# Definitive/Final TTS and TTRS exhaust valve/flap thread



## jimkamen (Nov 28, 2016)

There is *no pump*.
There is a vacuum reservoir with a check valve, fed by manifold vacuum.
There's an electronically controlled vacuum solenoid attached to the reservoir
which doles out vacuum to the vacuum actuator that actually drives the flapper 
valve. 
The ECU normally controls the signal to the vacuum solenoid, but
that wire can be interrupted manually (one form of flapper mod). 
When there's an open circuit on the signal wire, the solenoid is closed,
no vacuum goes to the actuator and a spring keeps the flapper open.
When the ECU pulls the solenoid circuit to ground (other side of
the solenoid is on 12v source) it opens the solenoid sending vacuum
to the actuator, closing the flapper valve. 
If you disconnect the vacuum line to the actuator then it creates
a vacuum leak which can, but rarely does, throw a code (same as
any small vacuum leak).
If you disconnect the ECU signal wire to the solenoid without
fooling the ECU with a 12v source and resistor, then it throws
a code saying it can't see the flapper solenoid.

Author: Daemon42


----------



## brittan (May 18, 2007)

jimkamen said:


> There is *no pump*.
> There is a vacuum reservoir with a check valve, fed by manifold vacuum.
> There's an electronically controlled vacuum solenoid attached to the reservoir
> which doles out vacuum to the vacuum actuator that actually drives the flapper
> ...


Well, if you want to believe that, that's fine.

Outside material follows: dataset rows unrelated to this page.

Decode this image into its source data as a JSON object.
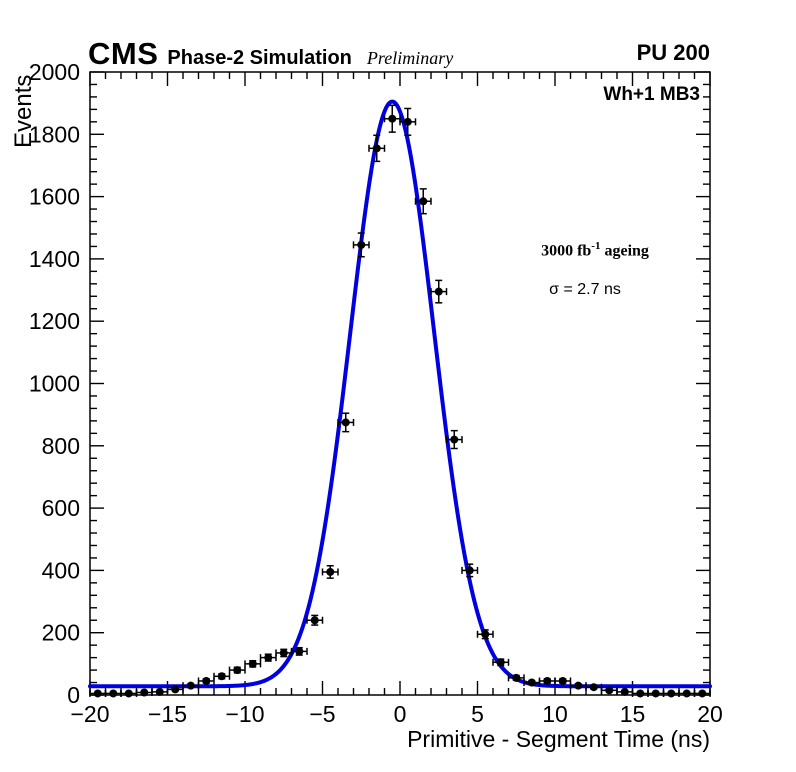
{
  "header": {
    "cms": "CMS",
    "experiment_label": "Phase-2 Simulation",
    "preliminary": "Preliminary",
    "pileup": "PU 200"
  },
  "plot_labels": {
    "chamber": "Wh+1 MB3",
    "lumi_prefix": "3000 fb",
    "lumi_sup": "-1",
    "lumi_suffix": " ageing",
    "sigma_text": "σ = 2.7 ns"
  },
  "chart_data": {
    "type": "scatter",
    "title": "",
    "xlabel": "Primitive - Segment Time (ns)",
    "ylabel": "Events",
    "xlim": [
      -20,
      20
    ],
    "ylim": [
      0,
      2000
    ],
    "x_major_step": 5,
    "x_minor_step": 1,
    "y_major_step": 200,
    "y_minor_step": 40,
    "grid": false,
    "legend": "none",
    "marker_color": "#000000",
    "frame_color": "#000000",
    "x": [
      -19.5,
      -18.5,
      -17.5,
      -16.5,
      -15.5,
      -14.5,
      -13.5,
      -12.5,
      -11.5,
      -10.5,
      -9.5,
      -8.5,
      -7.5,
      -6.5,
      -5.5,
      -4.5,
      -3.5,
      -2.5,
      -1.5,
      -0.5,
      0.5,
      1.5,
      2.5,
      3.5,
      4.5,
      5.5,
      6.5,
      7.5,
      8.5,
      9.5,
      10.5,
      11.5,
      12.5,
      13.5,
      14.5,
      15.5,
      16.5,
      17.5,
      18.5,
      19.5
    ],
    "y": [
      5,
      5,
      5,
      8,
      10,
      18,
      30,
      45,
      60,
      80,
      100,
      120,
      135,
      140,
      240,
      395,
      875,
      1445,
      1755,
      1850,
      1840,
      1585,
      1295,
      820,
      400,
      195,
      105,
      55,
      40,
      45,
      45,
      30,
      25,
      15,
      10,
      5,
      5,
      5,
      5,
      5
    ],
    "bin_width_ns": 1,
    "fit": {
      "type": "gaussian_plus_const",
      "amplitude": 1877,
      "mean": -0.5,
      "sigma_ns": 2.7,
      "offset": 28,
      "color": "#0000e0",
      "line_width": 4
    }
  }
}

The camshaft driven vacuum pump is on the RH side of the cylinder head as you look at the engine from the front.
It supplies the brake servo and the exhaust flap reservoir.

With no vacuum pump how do you think the vacuum in the reservoir is generated and replenished? 
It definitely will not be from the manifold on a TURBO CHARGED engine!!

The rest is more or less right but if you manually interrupt the wire to the solenoid (with a switch for instance) there is a continuity fault logged every time you operate the switch.

NB: when the solenoid goes from open to shut it also has to allow ambient pressure air into the downstream hose and flap actuator - otherwise the vacuum remains in that section of the system and the flap will not change position.


----------



## Danny1 (Sep 2, 2010)

Im still baffled why it matters at all to the OP tbh lol, there is a simple mod to have it open all the time, there are stainless systems if you want even more noise and then there is BCS stainless if you want a valved system with more noise and if you want the all singing all dancing one get the Armytrix.


----------



## xpoweruk (Feb 14, 2019)

I know this is an old post,but does anybody know the location of all the parts that operate the system ?


----------



## badger64 (Feb 17, 2019)

xpoweruk said:


> I know this is an old post,but does anybody know the location of all the parts that operate the system ?


for the ttrs the solonoid valve which activates the exhaust flap is located up behind the rear valance panel above the n/s tailpipe. follow the rubber vacuum hose from the flap actuator on tailpipe up to the plastic solonoid.


----------



## xpoweruk (Feb 14, 2019)

Where in the engine bay on a TTS does the hose go to get vacuum ?
My hose is just dangling free next to the noise generator on the UK passenger side of the engine bay.

I also have a vacuum leak causing P0171 code that I am struggling to locate


----------